You can be sure Zimmer has called out the tackling. He doesn’t have to be told that Peterson has Pro Football Focus's top "elusive" rating for doing the most in the NFL beyond his blocking.
"We'll be good again," Zimmer assures about a defense that is known for its sure tackling but has had an uncharacteristic bad last two games.
"These guys are all good tacklers. Sometimes it's the guys you're going against. Antonio Brown is pretty good," Zimmer says of the Steelers receiver. "Quick guys."
He also doesn't want to hear that tackling has deteriorated throughout the season because of the limit on padded practices and how they usually only have one a week, if any, at this point in the year.
"I don't believe that. Even when you're padded you don't really tackle during team periods," Zimmer says. "We've had 14 games and preseason and some scrimmages. They've had plenty of work in live situations."
Instead, Zimmer is concentrating more on the team periods this week since he believes tackling is a team concept and is as much about having the right angle as it is about will.
"Tackling is a lot about, 'I got this shoulder, he's got that shoulder.' And the one-on-ones is knowing where your help is and being in the right position and being close," Zimmer says. "It's a lot easier to miss a tackle from here to the door than if I'm from me to you. I can make that tackle in the phone booth.
"You miss open field tackles because you're not close enough or tight enough, or not using your help the right way. I've seen on tape a lot of missed tackles throughout the league. I don't know why, but I'm seeing more and more now and I don't know if it's because guys are injured. I don't know what the reason is, but it shows up on tape a lot more than I've been seeing."
Zimmer doesn't want to see it Sunday. If Peterson catches McCoy with about a buck 50, the Bengals won't win. They'll probably take what he did against them in '09 in Minnesota when Zimmer and Co., held Peterson to 97 yards on 26 carries. That would probably get a win, although it didn't that day because the Bengals couldn't score and Brett Favre was playing quarterback.

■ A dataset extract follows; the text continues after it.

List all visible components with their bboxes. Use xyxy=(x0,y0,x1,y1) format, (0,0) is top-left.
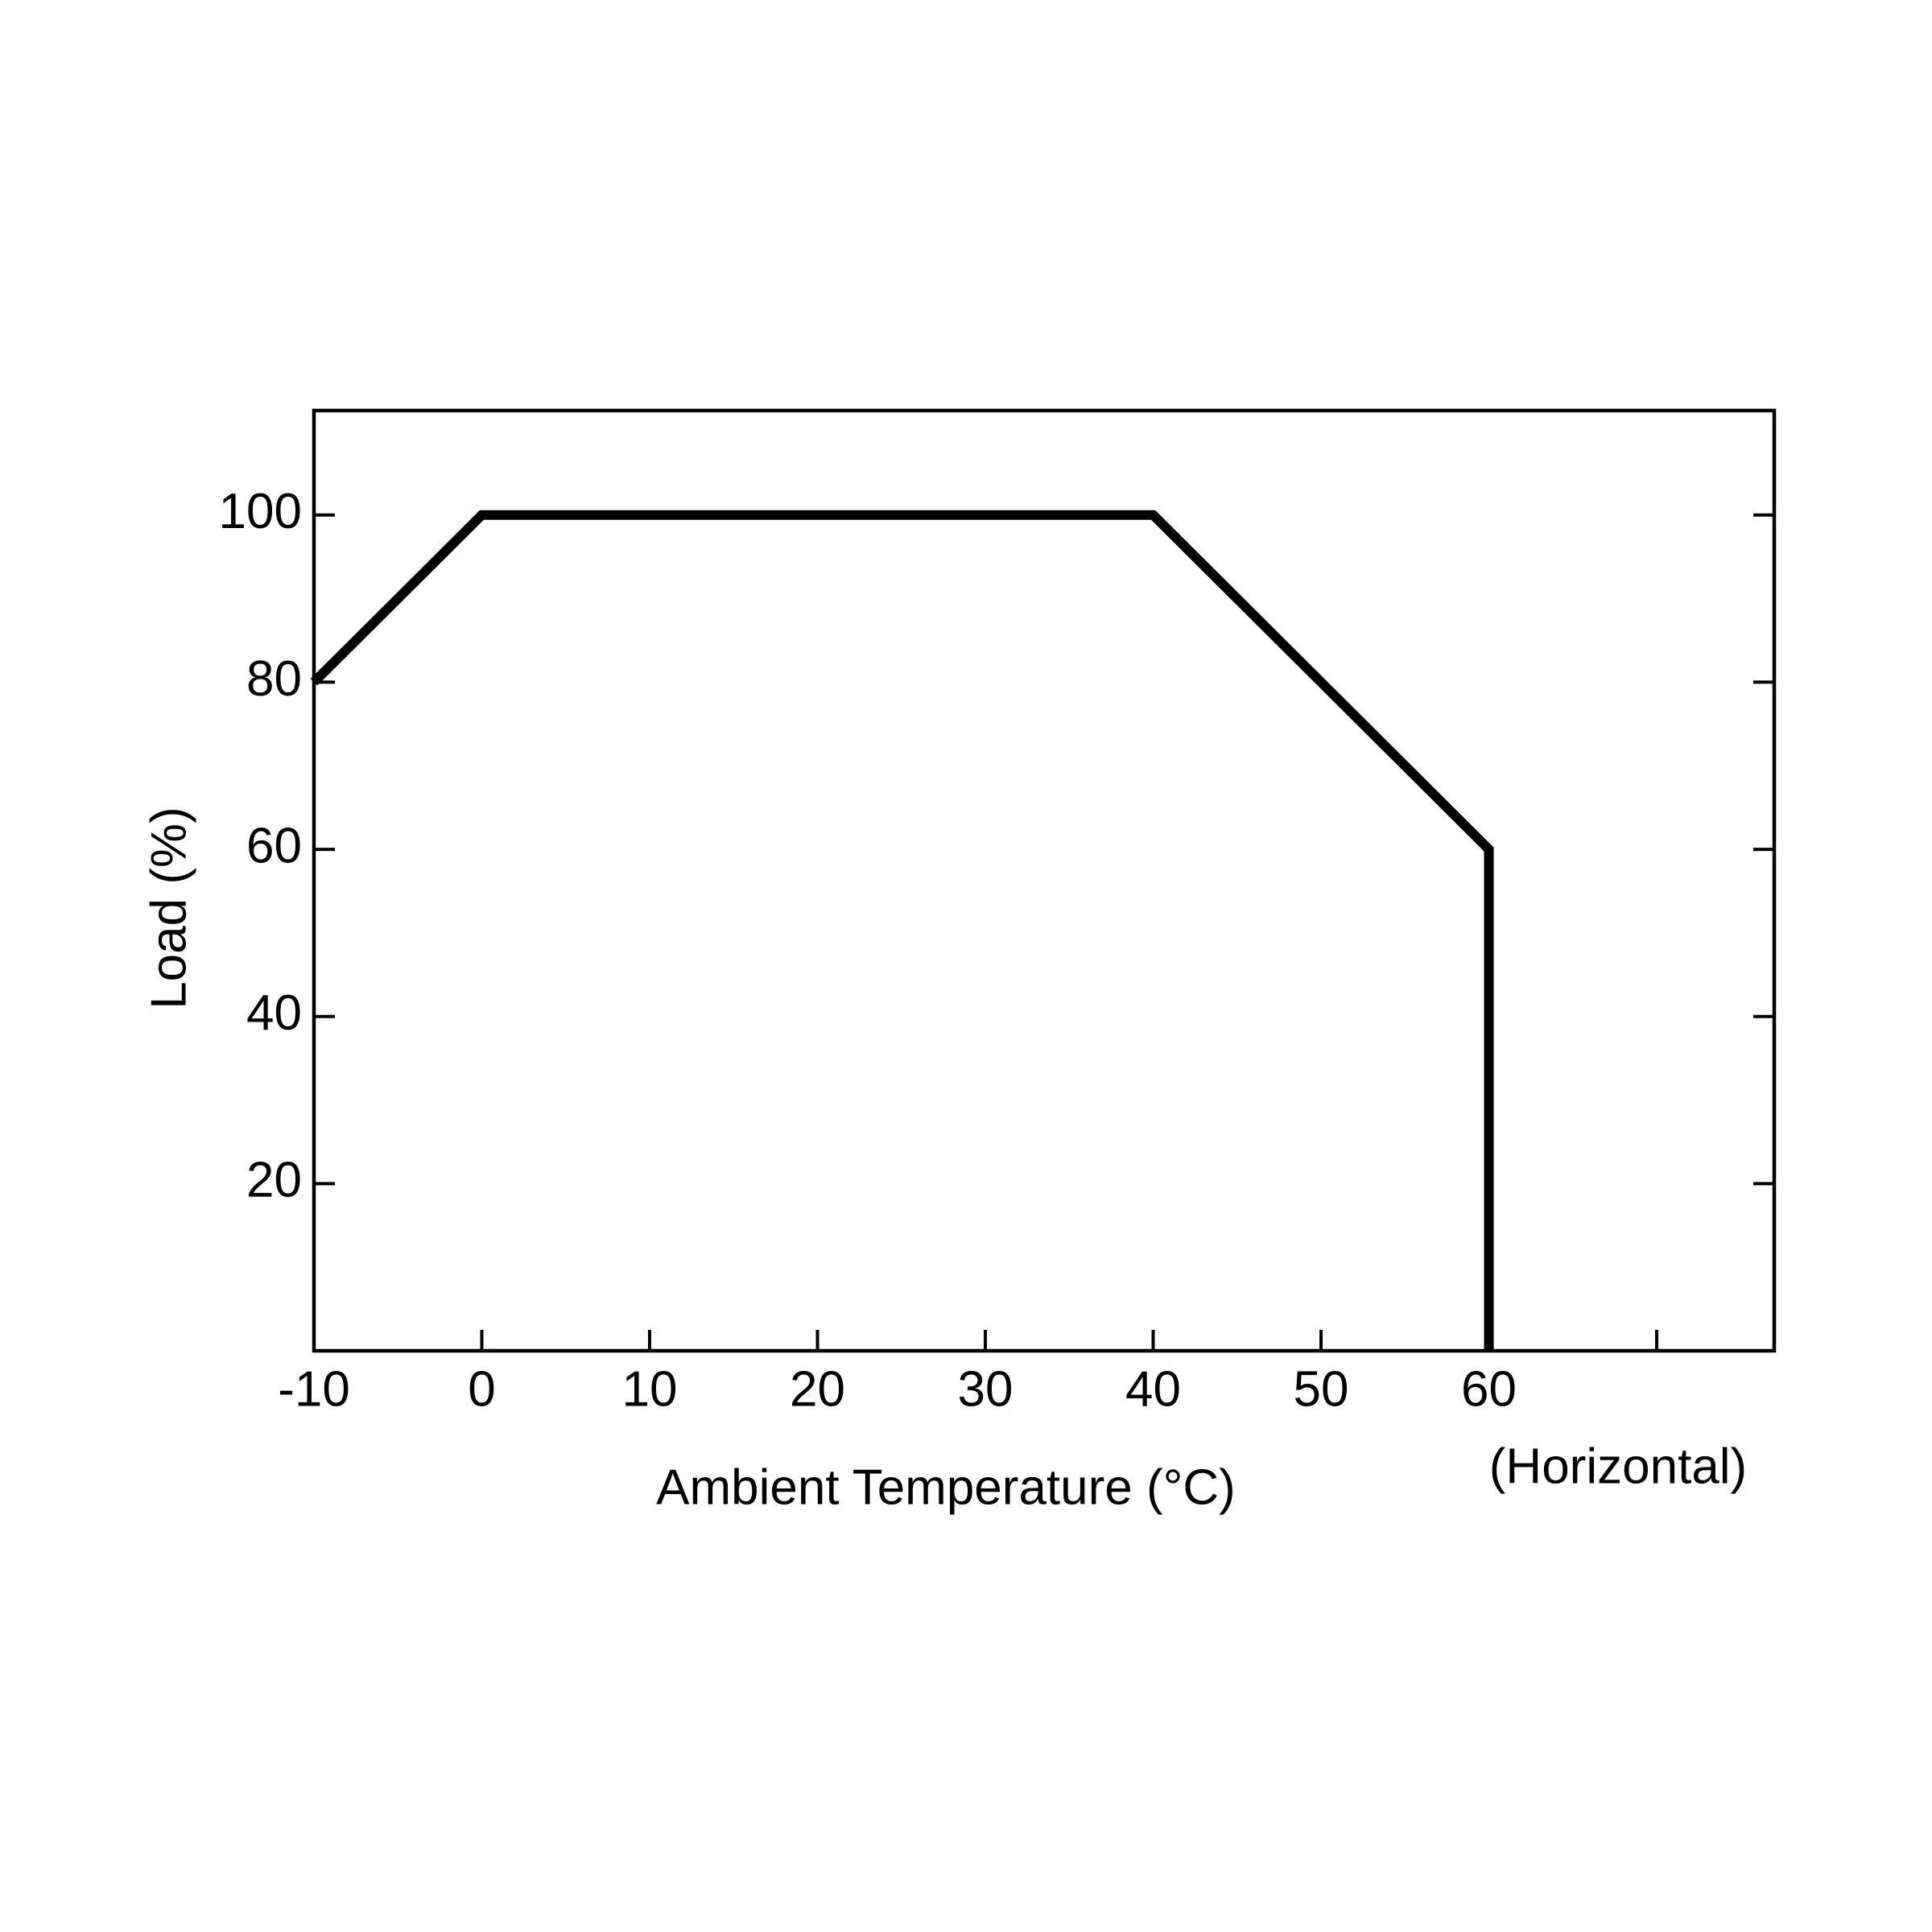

"We're good enough to make tackles. We're talented. This week we'll tackle," says nickel back
Crocker played in that '09 game, but not much because he was nursing a raft of injuries. There are no secrets on film in this one.
"It's going to be a challenge. He's a great back, he really is, and he makes a lot of people miss," Crocker says. "It's about 11 guys around him not allowing him to get a lot of yards after the first contact."
An NFL Films matchup. Hall of Fame will vs. a WILL backer and his team's will to win out.